Acontece que, a partir daquele dia em que se notaram, o Jabuti e a Lebre passaram a se encontrar com freqüência em diversos cantos da floresta. O Jabuti saía pra passear entre as flores e, ao chegar, encontrava a Lebre brincando por lá. E a Lebre decidia passar por perto do riacho, e encontrava o Jabuti se refrescando na água fria.

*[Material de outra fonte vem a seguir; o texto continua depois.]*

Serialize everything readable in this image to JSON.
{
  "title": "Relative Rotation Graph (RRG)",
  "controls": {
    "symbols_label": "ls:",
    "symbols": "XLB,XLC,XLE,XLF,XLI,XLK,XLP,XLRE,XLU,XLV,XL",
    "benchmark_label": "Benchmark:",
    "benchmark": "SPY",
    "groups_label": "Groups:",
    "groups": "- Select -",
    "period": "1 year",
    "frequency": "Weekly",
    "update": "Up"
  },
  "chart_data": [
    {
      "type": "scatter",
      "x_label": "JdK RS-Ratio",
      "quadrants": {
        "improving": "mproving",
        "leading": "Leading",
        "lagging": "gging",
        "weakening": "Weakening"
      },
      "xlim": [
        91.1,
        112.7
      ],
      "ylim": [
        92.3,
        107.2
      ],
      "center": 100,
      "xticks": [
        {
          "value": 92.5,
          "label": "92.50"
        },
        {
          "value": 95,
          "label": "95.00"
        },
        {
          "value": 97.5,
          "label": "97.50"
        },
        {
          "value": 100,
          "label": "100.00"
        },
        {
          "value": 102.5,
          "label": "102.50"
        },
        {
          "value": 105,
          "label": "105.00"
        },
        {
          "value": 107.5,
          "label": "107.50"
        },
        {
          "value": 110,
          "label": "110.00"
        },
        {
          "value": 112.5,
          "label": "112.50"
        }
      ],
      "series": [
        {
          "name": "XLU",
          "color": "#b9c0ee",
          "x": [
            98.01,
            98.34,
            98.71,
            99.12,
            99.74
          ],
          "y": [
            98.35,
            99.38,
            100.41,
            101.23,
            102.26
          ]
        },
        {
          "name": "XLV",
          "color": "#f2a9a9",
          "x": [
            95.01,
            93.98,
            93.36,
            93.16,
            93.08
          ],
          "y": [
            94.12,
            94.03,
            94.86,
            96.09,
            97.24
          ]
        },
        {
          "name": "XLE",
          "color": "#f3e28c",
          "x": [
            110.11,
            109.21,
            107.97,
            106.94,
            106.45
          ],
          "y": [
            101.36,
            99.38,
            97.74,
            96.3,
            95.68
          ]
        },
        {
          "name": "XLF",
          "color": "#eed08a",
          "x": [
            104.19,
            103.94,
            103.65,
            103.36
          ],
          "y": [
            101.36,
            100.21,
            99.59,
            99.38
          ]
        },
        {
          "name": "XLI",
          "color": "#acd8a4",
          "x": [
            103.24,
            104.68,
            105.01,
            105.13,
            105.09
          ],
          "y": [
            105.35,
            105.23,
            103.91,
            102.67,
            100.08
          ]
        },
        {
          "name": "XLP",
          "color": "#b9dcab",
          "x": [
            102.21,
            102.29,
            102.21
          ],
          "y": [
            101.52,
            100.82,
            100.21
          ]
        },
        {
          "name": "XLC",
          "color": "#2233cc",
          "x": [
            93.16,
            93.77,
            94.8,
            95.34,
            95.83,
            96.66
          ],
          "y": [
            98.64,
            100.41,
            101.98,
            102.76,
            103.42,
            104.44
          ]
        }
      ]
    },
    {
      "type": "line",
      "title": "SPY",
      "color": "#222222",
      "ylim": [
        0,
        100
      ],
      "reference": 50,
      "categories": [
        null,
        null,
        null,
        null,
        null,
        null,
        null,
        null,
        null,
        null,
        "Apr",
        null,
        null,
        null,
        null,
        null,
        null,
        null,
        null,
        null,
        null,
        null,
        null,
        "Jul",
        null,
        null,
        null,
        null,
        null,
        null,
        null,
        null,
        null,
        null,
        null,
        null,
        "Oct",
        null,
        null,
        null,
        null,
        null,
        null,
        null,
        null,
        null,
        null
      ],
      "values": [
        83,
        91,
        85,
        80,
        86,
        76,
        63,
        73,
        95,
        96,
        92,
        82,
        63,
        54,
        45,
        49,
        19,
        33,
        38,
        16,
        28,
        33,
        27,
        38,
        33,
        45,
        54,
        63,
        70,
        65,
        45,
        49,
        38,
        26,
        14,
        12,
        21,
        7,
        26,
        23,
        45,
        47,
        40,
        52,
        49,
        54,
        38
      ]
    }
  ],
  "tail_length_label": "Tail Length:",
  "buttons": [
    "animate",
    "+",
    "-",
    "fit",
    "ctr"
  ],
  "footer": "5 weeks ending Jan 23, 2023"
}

De repente, Jabuti e Lebre começaram a pensar que talvez não fossem assim tão diferentes um do outro. Se gostavam das mesmas coisas, e tinham se sentido tão bem um na presença do outro, talvez não fosse tão estranho assim que se gostassem. E passaram a ficar mais próximos, juntos, sempre que possível.

No começo foi fácil, já que freqüentavam os mesmos lugares da floresta. Aos poucos, a Lebre quis que o Jabuti conhecesse um pouco mais adiante, lugares onde a Lebre ia e que o Jabuti ainda não tinha alcançado. O Jabuti bem tentou, mas pra ele era difícil acompanhar os passos apressados e frenéticos da Lebre. Se esforçava, mas sentia que irritava a Lebre. Eram lugares lindos, como uma fantástica cachoeira bem depois da montanha. Por melhor que fosse a vista, no entanto, o Jabuti se sentia cansado demais para aproveitar.

E quando o Jabuti disse à Lebre que não conhecia muito mais do que aqueles poucos lugares onde ela já o tinha visto, a Lebre achou que o Jabuti estava se escondendo e não queria mostrar os seus lugares especiais. Pensou que o Jabuti tivesse desdenhado de seus sentimentos e não quisesse compartilhar o melhor da sua vida com ela. Ela não percebia que o Jabuti tinha prazer puramente em sua companhia, independente do lugar da floresta em que estivessem. Era inconcebível para a Lebre que os passos lentos do Jabuti fossem de sua natureza, e não uma mera opção. Ela estava disposta a tentar qualquer coisa que o Jabuti quisesse, mas não percebia que ele estava satisfeito com o pouco que suas possibilidades ofereciam.

E a Lebre começou a achar o Jabuti um preguiçoso. E o Jabuti passou a definir a Lebre como desesperada.

Passaram a se encontrar menos. O Jabuti sentia falta da Lebre, mas ela queria aproveitar a força e a velocidade de suas pernas, e correr o mundo. As ausências da Lebre foram ficando maiores, cada vez maiores. Um dia eles perceberam que, exatamente como se sentiram à primeira vista, eram animais muito diferentes. E deixaram de se esforçar para ficarem juntos.

Jabuti e Lebre ainda se encontram pela floresta. Cada encontro enche os dois de pensamentos paradoxos sobre como gostavam da companhia um do outro, e ao mesmo tempo como era ruim não conseguir dividir plenamente todas as coisas que gostavam. Mas lhes serviu a lição de que o ritmo de cada um não era errado. Eram apenas individualmente diferentes e, portanto, incompatíveis.